Under the agreement, Shell has granted Essar exclusivity for the acquisition until 1 April 2011 (exclusivity period) whereby Essar has the option until 31 March to enter into an asset purchase agreement.
If by that time Essar decides not to proceed with the acquisition, it will have to pay Shell a break fee of $50m.
If Essar Energy has executed the deal by 31 March 2011, Shell will have to decide whether to proceed with the agreement within three days.
If Shell does not execute the agreement within that period, it will pay Essar Energy a break fee of $10m.
The acquisition will be completed during the second half of 2011 and will be subjected to certain conditions including the approval of Essar Energy’s shareholders.

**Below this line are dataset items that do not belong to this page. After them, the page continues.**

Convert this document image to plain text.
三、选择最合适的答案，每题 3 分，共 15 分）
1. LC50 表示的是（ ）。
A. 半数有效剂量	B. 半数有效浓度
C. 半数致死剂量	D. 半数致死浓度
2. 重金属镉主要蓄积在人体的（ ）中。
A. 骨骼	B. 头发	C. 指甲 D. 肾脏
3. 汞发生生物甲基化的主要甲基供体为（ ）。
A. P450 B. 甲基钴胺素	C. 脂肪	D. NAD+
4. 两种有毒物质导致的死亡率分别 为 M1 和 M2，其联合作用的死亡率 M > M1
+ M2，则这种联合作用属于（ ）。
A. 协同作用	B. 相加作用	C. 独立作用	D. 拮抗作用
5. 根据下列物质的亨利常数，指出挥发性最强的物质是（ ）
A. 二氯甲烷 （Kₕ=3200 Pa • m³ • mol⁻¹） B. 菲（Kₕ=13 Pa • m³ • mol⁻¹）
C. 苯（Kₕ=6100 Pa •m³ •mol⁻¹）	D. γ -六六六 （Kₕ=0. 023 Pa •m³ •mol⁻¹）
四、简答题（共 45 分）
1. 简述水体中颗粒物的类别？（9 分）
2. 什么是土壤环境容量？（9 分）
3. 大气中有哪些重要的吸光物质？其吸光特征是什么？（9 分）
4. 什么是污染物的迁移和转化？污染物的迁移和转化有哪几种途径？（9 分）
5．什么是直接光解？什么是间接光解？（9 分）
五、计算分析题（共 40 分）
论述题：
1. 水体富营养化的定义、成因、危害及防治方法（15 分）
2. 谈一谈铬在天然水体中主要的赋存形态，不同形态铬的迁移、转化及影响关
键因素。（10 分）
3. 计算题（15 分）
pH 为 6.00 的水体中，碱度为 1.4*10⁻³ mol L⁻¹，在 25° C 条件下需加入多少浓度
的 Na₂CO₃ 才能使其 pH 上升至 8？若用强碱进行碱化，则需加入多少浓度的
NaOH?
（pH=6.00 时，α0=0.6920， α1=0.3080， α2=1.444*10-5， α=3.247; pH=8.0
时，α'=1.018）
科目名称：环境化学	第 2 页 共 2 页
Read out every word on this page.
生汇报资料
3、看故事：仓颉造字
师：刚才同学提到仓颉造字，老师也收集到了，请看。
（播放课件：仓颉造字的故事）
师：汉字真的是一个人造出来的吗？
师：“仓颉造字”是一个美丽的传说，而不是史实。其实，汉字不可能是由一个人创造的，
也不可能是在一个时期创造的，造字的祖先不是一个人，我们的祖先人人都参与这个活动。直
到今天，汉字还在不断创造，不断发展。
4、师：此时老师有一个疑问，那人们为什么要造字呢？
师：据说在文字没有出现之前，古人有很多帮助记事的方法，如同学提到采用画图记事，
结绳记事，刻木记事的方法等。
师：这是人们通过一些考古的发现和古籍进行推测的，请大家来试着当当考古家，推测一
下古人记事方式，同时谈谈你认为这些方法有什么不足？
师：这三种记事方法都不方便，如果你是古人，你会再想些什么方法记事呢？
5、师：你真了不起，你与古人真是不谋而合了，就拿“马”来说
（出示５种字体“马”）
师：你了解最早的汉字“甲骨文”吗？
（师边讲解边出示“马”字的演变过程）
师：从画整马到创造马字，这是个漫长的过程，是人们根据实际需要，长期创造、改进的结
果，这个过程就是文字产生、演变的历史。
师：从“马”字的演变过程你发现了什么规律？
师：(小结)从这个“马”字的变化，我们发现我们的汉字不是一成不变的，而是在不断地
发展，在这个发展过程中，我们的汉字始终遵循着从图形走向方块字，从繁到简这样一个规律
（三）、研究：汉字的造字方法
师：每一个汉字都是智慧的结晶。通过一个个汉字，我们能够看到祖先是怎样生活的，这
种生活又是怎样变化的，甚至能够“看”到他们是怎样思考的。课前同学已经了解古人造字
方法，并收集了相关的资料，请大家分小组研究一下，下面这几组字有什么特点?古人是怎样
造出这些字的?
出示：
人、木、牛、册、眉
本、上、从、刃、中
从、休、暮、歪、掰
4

Payment for the refinery will be made in two stages, with $175m payable on completion of the acquisition and another $175m will be paid on completion of the first anniversary of the acquisition.
Payments from Essar Energy to Shell for the acquisition will be funded from existing cash resources and potentially from a new debt facility.
The acquisition of the Stanlow refinery, which is the second largest refinery in the UK, will give Essar Energy direct access to the UK market.
The assets purchase is expected to increase Essar Energy’s current refinery production by approximately two thirds.
The acquisition is in line with the company’s strategy to provide options for the export of products from the company’s refinery at Vadinar in the Indian state of Gujarat.